Isabelle Huppert discusses her "crowning achievement"

(CNN)Isabelle Huppert is an Oscar nominee -- an accomplishment the French actress has been working toward for a long time.

Nominated for her leading role in Paul Verhoeven's "Elle," Huppert described the honor as "a crowning achievement" for which she's "very, very grateful," in a recent interview with CNN.
As one of European cinema's enduring stars, there's very little Huppert hasn't done in the realm of film. Regularly prefaced as "the Meryl Streep of France," she's starred in more than 100 features over five decades, worked with an exhaustive list of auteurs and even served as jury president of the Cannes Film Festival. But the Academy Awards, the largest stage of them all, had eluded the actress until now.
With a Golden Globe already in the bag for her performance as a rape survivor, Huppert is jostling with Emma Stone, Natalie Portman, Ruth Negga and Meryl Streep for a best actress Oscar statuette. The current odds position her as the dark horse, behind Portman's grieving First Lady in "Jackie" and frontrunner Stone's all-singing, all-dancing turn as Mia in "La La Land."
    "It means a lot (to be nominated) for that film in particular," Huppert said. "With that director, that subject, that role, it makes the whole journey quite exceptional."
    "Elle" tells the story of Michele Leblanc, a Parisian businesswoman raped by a stranger in her home. Stalked by her attacker, the film follows Leblanc's unconventional and sometimes unsettling revenge.
    Huppert embraced her complex character.
    "I hardly felt that I was playing a character," the actress reflected. "I felt like I was playing a prototype of a person who does not exist... she's so multiple: she's strong and weak, she's sometimes like a man, sometimes like a woman."
    "The film raises a lot of questions about so many things," Huppert said, "about what it means to be a woman, what it means to be desired, what it means to have a sexuality, what it means to be attracted by violence (and) where violence comes from."
    "Elle," Huppert added, leaves space for interpretation.
    "You should always believe in what you do, and trust people's capacity to be smart as a spectator, and to be ready to understand things that are not really lined up and ready to be understood."
    But can Huppert win with such a film?
    As a beguiling but frequently unsympathetic lead, an Oscar win and Huppert would join the likes of Charlize Theron ("Monster"), Kathy Bates ("Misery") and Faye Dunaway ("Bonnie and Clyde").
    Any resemblance to past winners will likely play less of a part than the language barrier, however. Oscars for foreign language performances are a rare thing. Just seven have succeeded across all four acting categories, with only Marion Cotillard ("La Vie en Rose"), Sophia Loren ("Two Women") and Roberto Benigni ("Life is Beautiful") winning for leading roles.

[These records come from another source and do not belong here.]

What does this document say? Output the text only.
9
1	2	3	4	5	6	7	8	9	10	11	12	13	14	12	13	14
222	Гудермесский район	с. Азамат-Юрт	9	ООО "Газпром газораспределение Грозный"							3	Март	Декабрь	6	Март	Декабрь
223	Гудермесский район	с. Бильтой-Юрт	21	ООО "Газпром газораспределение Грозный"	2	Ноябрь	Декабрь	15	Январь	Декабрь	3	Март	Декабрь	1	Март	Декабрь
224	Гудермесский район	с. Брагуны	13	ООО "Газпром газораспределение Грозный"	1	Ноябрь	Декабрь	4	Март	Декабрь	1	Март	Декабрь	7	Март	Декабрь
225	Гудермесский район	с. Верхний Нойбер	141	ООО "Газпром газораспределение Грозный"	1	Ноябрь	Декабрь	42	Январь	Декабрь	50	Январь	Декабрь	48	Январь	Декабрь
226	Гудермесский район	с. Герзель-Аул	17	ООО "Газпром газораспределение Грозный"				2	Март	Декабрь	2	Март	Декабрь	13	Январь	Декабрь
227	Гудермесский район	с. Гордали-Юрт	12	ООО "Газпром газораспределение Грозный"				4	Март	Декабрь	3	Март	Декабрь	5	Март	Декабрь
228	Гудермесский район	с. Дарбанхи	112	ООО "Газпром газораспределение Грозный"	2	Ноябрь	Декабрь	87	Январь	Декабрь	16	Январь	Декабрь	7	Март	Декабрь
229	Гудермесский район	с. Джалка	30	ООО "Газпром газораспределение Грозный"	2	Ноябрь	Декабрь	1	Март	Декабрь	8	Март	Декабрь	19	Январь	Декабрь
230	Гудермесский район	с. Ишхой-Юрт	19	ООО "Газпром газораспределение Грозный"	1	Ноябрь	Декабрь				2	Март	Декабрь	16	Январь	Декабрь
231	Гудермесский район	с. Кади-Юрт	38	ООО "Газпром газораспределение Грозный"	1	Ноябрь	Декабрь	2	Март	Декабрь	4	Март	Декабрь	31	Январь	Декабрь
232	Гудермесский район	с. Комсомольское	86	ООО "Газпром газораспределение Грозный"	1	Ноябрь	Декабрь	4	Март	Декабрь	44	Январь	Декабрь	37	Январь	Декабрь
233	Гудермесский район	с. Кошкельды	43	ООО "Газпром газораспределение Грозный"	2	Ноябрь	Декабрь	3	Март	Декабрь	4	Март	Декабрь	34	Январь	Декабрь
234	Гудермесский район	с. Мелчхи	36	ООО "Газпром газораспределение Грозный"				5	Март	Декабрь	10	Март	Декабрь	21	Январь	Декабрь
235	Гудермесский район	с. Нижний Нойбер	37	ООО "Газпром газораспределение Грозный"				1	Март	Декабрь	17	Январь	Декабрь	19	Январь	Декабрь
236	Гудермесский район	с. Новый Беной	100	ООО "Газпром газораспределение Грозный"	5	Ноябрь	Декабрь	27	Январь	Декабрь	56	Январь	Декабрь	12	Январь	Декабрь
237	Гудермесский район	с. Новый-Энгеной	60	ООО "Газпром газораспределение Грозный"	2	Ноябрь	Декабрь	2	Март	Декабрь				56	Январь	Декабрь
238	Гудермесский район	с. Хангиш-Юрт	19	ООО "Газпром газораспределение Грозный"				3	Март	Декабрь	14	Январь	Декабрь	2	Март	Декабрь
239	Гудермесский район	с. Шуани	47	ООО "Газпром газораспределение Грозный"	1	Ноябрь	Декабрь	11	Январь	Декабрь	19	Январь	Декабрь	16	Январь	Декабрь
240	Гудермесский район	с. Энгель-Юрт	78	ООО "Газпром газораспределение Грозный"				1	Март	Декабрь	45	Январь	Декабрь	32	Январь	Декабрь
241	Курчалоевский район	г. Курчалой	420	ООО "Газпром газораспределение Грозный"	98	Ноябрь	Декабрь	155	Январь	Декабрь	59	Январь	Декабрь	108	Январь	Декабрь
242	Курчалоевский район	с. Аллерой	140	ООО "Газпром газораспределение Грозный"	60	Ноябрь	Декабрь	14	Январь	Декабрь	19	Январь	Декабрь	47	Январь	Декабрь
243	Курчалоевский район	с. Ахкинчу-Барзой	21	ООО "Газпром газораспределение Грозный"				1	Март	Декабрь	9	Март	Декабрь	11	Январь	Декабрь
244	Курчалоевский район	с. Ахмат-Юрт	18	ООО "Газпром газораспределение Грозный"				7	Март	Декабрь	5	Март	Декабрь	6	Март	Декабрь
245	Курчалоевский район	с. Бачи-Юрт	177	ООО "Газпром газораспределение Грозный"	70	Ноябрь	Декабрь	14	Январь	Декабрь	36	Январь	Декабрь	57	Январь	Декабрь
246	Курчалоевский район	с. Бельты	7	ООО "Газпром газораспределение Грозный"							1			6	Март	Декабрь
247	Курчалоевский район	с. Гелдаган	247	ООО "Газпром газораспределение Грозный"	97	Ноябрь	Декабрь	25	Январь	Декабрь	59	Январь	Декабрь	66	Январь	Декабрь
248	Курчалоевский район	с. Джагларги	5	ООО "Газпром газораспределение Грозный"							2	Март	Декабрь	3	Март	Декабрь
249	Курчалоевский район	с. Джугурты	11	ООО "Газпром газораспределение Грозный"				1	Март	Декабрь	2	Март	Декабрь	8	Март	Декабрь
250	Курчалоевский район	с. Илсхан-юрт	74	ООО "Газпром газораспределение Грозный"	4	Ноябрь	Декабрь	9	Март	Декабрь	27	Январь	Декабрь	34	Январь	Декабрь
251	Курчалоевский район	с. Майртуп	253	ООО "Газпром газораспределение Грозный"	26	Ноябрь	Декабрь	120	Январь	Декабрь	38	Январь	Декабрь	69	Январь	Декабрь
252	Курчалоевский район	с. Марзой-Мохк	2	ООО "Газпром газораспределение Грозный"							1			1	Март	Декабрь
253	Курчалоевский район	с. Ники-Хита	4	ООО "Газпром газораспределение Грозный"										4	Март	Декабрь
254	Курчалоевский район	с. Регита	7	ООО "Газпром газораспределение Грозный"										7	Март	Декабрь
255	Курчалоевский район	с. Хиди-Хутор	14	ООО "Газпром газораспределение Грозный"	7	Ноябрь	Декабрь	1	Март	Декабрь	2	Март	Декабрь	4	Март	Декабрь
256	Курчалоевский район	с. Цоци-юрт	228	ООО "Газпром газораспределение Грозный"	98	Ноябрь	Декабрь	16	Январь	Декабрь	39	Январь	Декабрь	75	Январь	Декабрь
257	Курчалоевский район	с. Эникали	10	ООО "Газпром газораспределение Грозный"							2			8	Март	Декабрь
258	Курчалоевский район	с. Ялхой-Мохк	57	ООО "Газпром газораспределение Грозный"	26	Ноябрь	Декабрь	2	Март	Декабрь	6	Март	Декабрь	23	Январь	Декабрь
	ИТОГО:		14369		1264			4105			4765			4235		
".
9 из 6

    The odds appear to be stacked against the veteran actress. But during a campaign period typically steeped in polite, self-effacing competition, Huppert is refreshingly forthright in her desire for the Oscar.
    "Of course I care about it," she told The Hollywood Reporter last month.
    If the Academy were to factor in career achievements -- which they have been ready to do in the past -- it may be Huppert's year.
    But if it's not to be, there's always plenty more opportunities. The prolific actress is listed to appear in seven films in 2017.
    Whatever happens on February 26, Huppert's best could be yet to come.